Wadehra points out that the panel ruling doesn't necessarily mean that the FDA will follow the recommendation.
"The FDA has gone against the advisory committee in the past, most notably when recommending Tarceva in the maintenance therapy of non small cell lung cancer in spite of 12-1 ruling against it," Wadehra notes. "Indeed, this was also the case when the FDA granted accelerated approval for Avastin in breast cancer in 2008. At the time, the FDA advisory panel voted 5-4 against approving the drug for breast cancer. The FDA went against its recommendation and granted accelerated approval."
However, "even if the FDA follows a similar approach with Avastin—allowing its use in breast cancer—the drug's uptake is likely to be limited based on current clinical data," Wadehra notes.
On the more inflammatory end of the analysis would be Republican Sen. David Vitter of Louisiana, who calls the FDA panel decision "essentially government rationing."
"I shudder at the thought of a government panel assigning a value to a day of a person's life," Vitter said in a statement. "It is sickening to think that care would be withheld from a patient simply because their life is not deemed valuable enough." In a letter to the FDA cancer division leader, Richard Pazdur, Vitter said the committee's vote appeared to be based on cost effectiveness, not safety issues.
"I am not suggesting that Avastin is a perfect drug, but it has a proven record of effective treatment for some patients when used along with chemotherapy," he wrote. Of course, it should be noted that Vitter's mother-in-law died of breast cancer, and he also has spoken out against new U.S. Preventive Services Task Force mammogram guidelines that said yearly tests shouldn't be automatic for most women under 50.

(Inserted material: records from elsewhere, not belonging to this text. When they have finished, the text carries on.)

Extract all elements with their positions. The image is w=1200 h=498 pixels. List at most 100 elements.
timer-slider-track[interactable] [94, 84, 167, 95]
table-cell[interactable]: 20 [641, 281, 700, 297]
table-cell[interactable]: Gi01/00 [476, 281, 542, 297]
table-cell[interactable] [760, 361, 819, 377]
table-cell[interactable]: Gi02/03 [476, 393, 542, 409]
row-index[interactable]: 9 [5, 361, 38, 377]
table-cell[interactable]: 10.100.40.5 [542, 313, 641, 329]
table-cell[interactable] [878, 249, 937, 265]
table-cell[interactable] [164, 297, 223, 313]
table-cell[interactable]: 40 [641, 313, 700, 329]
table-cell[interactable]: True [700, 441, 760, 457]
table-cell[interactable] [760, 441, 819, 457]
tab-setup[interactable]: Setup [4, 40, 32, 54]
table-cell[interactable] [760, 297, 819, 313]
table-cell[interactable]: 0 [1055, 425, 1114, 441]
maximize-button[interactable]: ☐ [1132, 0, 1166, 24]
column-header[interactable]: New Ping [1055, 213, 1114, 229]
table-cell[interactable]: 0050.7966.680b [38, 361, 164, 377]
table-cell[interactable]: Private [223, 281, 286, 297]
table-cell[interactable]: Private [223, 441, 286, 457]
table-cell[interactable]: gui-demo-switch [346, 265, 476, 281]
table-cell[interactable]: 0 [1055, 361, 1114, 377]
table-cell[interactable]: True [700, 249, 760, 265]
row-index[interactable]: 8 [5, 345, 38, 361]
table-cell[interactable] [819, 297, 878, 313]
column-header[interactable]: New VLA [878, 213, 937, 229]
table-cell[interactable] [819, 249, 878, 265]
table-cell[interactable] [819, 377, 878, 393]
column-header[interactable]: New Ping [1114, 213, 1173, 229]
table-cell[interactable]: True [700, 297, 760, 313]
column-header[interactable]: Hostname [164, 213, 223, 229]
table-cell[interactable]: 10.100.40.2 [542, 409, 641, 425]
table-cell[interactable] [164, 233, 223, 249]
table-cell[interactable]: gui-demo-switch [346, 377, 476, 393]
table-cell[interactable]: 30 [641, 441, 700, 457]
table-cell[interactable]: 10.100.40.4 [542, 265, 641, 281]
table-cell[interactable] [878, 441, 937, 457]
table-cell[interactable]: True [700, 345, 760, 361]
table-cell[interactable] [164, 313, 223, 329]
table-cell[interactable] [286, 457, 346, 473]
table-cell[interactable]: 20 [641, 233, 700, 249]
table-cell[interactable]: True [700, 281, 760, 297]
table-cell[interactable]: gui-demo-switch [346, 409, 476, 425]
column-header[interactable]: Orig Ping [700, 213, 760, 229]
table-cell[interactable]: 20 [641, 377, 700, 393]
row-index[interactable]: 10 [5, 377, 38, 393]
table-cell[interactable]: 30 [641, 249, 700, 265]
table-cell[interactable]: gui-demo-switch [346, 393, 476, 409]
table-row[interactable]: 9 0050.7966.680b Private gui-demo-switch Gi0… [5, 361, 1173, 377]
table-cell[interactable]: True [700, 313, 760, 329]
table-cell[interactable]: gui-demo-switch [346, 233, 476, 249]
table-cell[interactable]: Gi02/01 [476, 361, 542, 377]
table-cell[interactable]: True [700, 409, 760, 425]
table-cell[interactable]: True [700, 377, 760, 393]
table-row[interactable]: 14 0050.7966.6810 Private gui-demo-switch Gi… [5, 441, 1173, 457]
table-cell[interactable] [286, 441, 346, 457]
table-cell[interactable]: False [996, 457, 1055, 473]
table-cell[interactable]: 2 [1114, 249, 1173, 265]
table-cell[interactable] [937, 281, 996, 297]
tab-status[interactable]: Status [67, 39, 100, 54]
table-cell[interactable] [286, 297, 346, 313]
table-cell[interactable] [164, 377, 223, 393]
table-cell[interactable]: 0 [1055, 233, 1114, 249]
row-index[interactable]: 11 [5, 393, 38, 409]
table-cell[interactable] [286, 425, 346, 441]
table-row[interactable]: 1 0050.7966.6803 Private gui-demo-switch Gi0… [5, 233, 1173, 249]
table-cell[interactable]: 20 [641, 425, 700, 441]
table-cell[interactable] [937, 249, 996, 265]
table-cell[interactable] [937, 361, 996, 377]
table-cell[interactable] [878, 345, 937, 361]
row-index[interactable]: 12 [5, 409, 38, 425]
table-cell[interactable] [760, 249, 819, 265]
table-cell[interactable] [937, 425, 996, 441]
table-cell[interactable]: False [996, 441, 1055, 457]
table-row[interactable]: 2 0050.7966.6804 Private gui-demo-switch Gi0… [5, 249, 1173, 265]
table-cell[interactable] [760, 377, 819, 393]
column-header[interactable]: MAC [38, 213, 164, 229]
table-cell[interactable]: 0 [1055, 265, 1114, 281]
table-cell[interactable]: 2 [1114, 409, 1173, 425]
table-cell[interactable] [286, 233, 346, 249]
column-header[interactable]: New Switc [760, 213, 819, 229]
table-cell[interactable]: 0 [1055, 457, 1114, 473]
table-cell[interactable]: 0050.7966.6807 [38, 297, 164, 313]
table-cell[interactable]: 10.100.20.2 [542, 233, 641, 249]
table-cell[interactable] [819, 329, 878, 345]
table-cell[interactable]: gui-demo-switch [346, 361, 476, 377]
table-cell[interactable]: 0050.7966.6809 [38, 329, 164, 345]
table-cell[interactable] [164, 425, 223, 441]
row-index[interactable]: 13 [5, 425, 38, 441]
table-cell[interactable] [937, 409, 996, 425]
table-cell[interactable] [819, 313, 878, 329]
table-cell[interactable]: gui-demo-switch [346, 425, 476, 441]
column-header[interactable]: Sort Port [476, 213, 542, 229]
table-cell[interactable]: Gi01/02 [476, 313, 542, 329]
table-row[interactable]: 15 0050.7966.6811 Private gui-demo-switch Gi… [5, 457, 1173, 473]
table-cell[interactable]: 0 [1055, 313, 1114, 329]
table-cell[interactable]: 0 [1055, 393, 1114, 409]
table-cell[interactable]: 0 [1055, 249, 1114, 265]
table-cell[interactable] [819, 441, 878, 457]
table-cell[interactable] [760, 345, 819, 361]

A New York Times editorial says the recent "flameout" of the breast cancer drug Avastin "will pose a critical test" on whether FDA will "have the courage to reverse course when a medical treatment that it approved based on preliminary evidence flops badly in follow-up studies."
As the Times editorial notes, a single clinical trial showed that when used with another drug, Avastin could slow breast cancer's progression but "did not significantly extend patients' lives … Now two follow-up trials by the manufacturer have failed to confirm even those meager gains."
As such, the Times sees the panel ruling as very sensible, but notes that FDA "has rarely removed drugs that were given accelerated approval and sometimes has failed even to compel completion of follow-up studies."